Bored and Appalled, March 7 2006
Sometimes there's so much to say that I can only shut up. Like Capone's bookkeeper... if you only knew what I know.
A vitamin is stuck in my throat. Every time I burp, little flecks of calcium and magnesium spray my mouth. I'm in a terrible mood. I'm not being challenged and I'm bored, resentful. Another writing job with almost no writing. Some shows think they need writers, but they don't. The reasons vary- the host won't use anything that he doesn't generate himself, or it's a reality show with inherently very little writing. But the result is the same. You sit in an office, day after day, feeling like you're wasting your tiny talent. Everyone around you is like, "it's cool, it's a writing job."
So what?
My hands should be calloused from typing, forging ugly thoughts into funny scripts.
Should be.
Aren't. They're soft and white. Bland and branded. I want to get dirty. I want to stay up all night because I can't figure out how to make a good script great. Insomnia, fear, panic attacks, that's living, my friends.
I have roadwork. It's been awhile since I just left town and did comedy. I was listening to sets from 4-5 years ago, when I was on the road and there's so much material I hope I don't need. I was listening, thinking,
yeah, ok, I see why they're laughing. But it's not me anymore. I've changed so much in the past three years. What I think is funny, what I want to say on stage. My old set and my new set don't sound alike.

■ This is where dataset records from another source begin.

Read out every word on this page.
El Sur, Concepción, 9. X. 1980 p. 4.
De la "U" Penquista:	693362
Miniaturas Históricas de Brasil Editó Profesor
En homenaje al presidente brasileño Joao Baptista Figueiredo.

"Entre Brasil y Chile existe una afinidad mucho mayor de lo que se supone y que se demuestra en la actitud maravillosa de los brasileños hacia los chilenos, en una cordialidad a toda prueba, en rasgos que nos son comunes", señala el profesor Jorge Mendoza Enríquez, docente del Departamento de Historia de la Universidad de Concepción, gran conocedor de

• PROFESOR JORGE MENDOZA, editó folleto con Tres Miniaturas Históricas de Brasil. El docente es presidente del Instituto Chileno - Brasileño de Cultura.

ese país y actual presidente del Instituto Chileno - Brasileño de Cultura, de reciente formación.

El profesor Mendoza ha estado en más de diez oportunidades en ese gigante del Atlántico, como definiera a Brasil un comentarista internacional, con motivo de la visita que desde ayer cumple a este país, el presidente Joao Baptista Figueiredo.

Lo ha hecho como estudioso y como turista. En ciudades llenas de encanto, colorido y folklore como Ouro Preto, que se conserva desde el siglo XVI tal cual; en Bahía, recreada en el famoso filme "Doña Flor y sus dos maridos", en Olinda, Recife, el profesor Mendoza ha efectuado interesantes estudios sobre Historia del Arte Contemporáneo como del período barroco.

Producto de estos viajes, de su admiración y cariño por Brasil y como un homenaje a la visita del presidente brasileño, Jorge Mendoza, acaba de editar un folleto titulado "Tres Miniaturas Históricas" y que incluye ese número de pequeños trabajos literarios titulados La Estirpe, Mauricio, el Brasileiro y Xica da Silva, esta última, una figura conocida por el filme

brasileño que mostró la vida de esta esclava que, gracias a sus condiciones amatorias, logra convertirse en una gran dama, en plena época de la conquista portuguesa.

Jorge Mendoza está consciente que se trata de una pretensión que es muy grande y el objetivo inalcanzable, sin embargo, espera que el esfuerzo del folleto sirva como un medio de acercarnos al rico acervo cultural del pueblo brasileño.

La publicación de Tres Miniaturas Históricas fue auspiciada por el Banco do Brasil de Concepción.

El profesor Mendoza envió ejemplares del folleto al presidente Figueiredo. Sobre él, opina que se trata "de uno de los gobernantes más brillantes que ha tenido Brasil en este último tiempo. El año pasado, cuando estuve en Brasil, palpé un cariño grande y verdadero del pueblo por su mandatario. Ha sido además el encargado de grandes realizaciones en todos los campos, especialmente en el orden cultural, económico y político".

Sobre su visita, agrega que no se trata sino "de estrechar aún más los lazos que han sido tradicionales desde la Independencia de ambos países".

I'm not auditioning for Last Comic Standing. I understand why so many comics are. Exposure. We're all desperate for exposure, something to put us over the top. But Last Comic Standing feels so wrong. They're trying to make it more like American Idol, with brutal judging. It's great tv to see someone torn apart. And it's ok on American Idol because most of the singers are amateurs. Singing is a natural talent, unlike standup. You're either born with a voice, or you're not. Good comedians are born funny, but you still have learn to make an audience laugh. I've always been funny, but it took
years to make strangers look at the world through my periscope.
And I'm still learning.
The judges on Last Comic Standing may look at a few William Hungs in the early audition process. But eventually, they will be judging professional comedians. And if their directive from the network is to Cowell it up, they'll be trashing real comedians as if they are amateurs. Because that's riveting television.
Once I witnessed a comedy competition which crowned an open miker the winner. The judges didn't realize (or care) that this amateur had taken a very famous comedian's act and re-written it, substituting one ethnicity for another. It wasn't fair, it wasn't right, and it didn't matter.